Personal consumer debt has reached such high levels that if it were a disease the World Health Organization would have announced a pandemic; a dangerous one, like avian flu or the plague. Since debt is not an illness and the main institution that is supposed to monitor it profits from its rising levels we tend to ignore the symptoms until, in some cases, it is way too late.
There are straight forward ways to know, once and for all, whether you are in debt and how much: you work out the 4 numbers I was telling you about in my previous post. I know that most of you won’t, though. How do I know?
I know from experience – certain knowledge is painful and we tend to do everything possible to avoid pain. So today, I am not going to ask you to go and construct your financial history over the last five year in numbers and graphs – this can be painful.
Today, I’ll make it worth your while because I’ll tell you about the six signs that say:
‘You have too much debt; it is painful but if you don’t go and do the numbers it is going to become so much worse!’
Here are the six signs that you have too much debt.
6 Signs You Have Too Much Debt
#1. You Think ‘My Problem Is So Much Bigger’ When You Are Buying Something Expensive
This is a very interesting one. Most people who are in control of their finances either know they have enough to cover the bill, or that they will have to forego something else to do it.
People who are likely to be in debt think differently; they justify their purchase by stating that things are so bad anyway they can’t get worse. In other words, they aren’t living in reality.
To most rational people, if you are in $10,000 worth of debt and buy something for $2,000 that you don’t have the money for, then $12,000 is worse than $10,000. Unfortunately those deep in debt don’t think rationally.

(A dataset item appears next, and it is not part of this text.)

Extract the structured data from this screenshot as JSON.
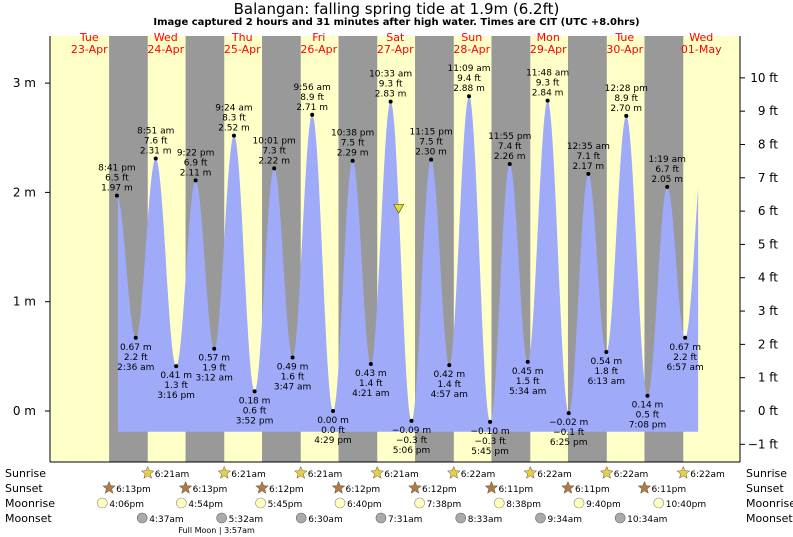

Take Jon for instance. When he was in $10,000 worth of credit card debt, he never thought about buying something for $50 or $100. That amount was insignificant to what he owed. In his mind, another $100 is what $0.10 is to rational people.
#2. You Don’t Look At Your Financial Statements
This is very common behavior in people who have the feeling of impeding financial doom but not the guts to learn exactly how bad it is. It may be that you never check your balance when taking money out of the ATM. Or you have forgotten what a financial print out looks like. Or you have no idea what your password for online banking is.
I didn’t look at a financial statement for almost a decade; I know the feeling. But not looking isn’t going to solve anything. In reality it just allows the problem to get worse because you never acknowledge it or address it.